Essen. Vier Kangals warten im Tierheim Essen auf ein Zuhause. Manche schon jahrelang. Warum sie angeschafft werden und die Vermittlung so schwierig ist.
Die meisten von ihnen landen als Fundhunde im Tierheim Essen, angebunden oder ausgesetzt. Oftmals werden sie aus dem Türkeiurlaub mitgebracht und wachsen ihren Haltern dann nicht nur körperlich rasch über den Kopf: Vier Kangals warten derzeit auf ein neues Zuhause. Mitarbeiterinnen im Tierheim berichten, was die Herdenschutzhunde ausmacht, warum ihre Vermittlung so schwierig ist und die Hunde mitunter gefährlich sind.
Fancy ist nun ein gutes Jahr alt und lebt vier Monate davon im Tierheim, vor dem sie mit einer Eisenkette festgemacht worden ist.
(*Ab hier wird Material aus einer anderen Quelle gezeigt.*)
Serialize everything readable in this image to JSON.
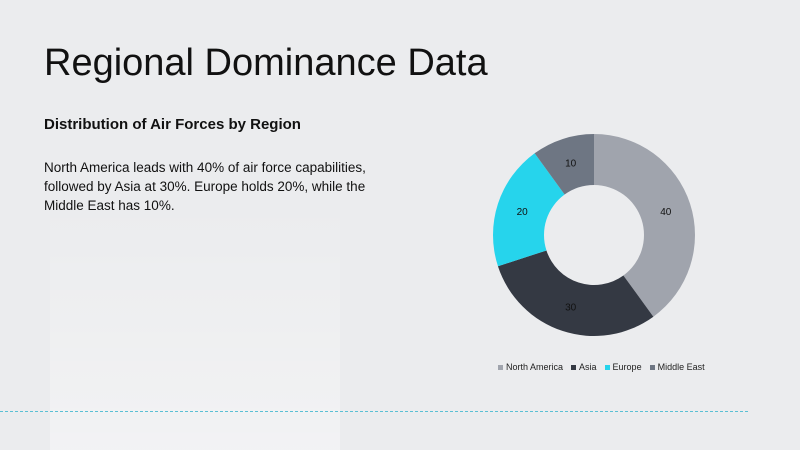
{
  "slide": {
    "title": "Regional Dominance Data",
    "subtitle": "Distribution of Air Forces by Region",
    "body": "North America leads with 40% of air force capabilities, followed by Asia at 30%. Europe holds 20%, while the Middle East has 10%."
  },
  "chart_data": {
    "type": "pie",
    "donut": true,
    "categories": [
      "North America",
      "Asia",
      "Europe",
      "Middle East"
    ],
    "values": [
      40,
      30,
      20,
      10
    ],
    "colors": [
      "#a0a4ad",
      "#343943",
      "#26d4ec",
      "#6e7683"
    ],
    "data_labels": [
      "40",
      "30",
      "20",
      "10"
    ],
    "legend_position": "bottom"
  }
}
Es war abends in der Notbereitschaft, als Mitarbeiter sie entdeckten und schließlich mit Hühnchen in einen Zwinger locken konnten. Vermutlich kam sie von einem Hof, ganz sicher ist aber, dass die Hündin sich voll in der Findungsphase befindet.
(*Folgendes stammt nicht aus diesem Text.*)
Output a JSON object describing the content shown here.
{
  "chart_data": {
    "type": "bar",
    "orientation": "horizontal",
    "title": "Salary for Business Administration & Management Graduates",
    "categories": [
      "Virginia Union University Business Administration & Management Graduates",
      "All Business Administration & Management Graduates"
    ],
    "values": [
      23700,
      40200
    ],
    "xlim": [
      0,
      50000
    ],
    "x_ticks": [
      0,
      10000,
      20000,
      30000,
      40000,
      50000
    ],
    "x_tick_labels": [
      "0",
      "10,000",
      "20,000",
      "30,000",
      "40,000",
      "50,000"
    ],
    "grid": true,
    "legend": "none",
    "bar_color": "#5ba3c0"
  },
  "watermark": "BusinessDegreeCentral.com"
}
Was Tierpflegerin Djanah Mostowfi recht neutral umschreibt, bedeutet, dass Fancy nun ihre Grenzen testet. Denn sie ist nicht nur ein verspielter, aufgeschlossener Junghund, sie hat mit einer Größe von 80 Zentimetern und 52 Kilogramm Gewicht vor allem immense Kraft. Wer sie aufnimmt, muss ihr daher nicht nur körperlich gewachsen sein, sondern sie jetzt in dieser Phase einschränken. „Sonst wird sie die Chefin im Ring.“
Denn außer ihre stattlichen Figur bringen Kangals als Herdenschutzhunde rassetypische Eigenschaften mit, die das Zusammenleben bestimmen und bei nicht artgerechten Umgang auch scheitern lassen. „Als Herdenschutzhunde bewachen Kangals in ihrer Heimat ihre Herde oftmals ohne menschliche Nähe und entscheiden selbst, wann und ob Gefahr droht“, beschreibt Tierheimleiterin Jeanette Gudd.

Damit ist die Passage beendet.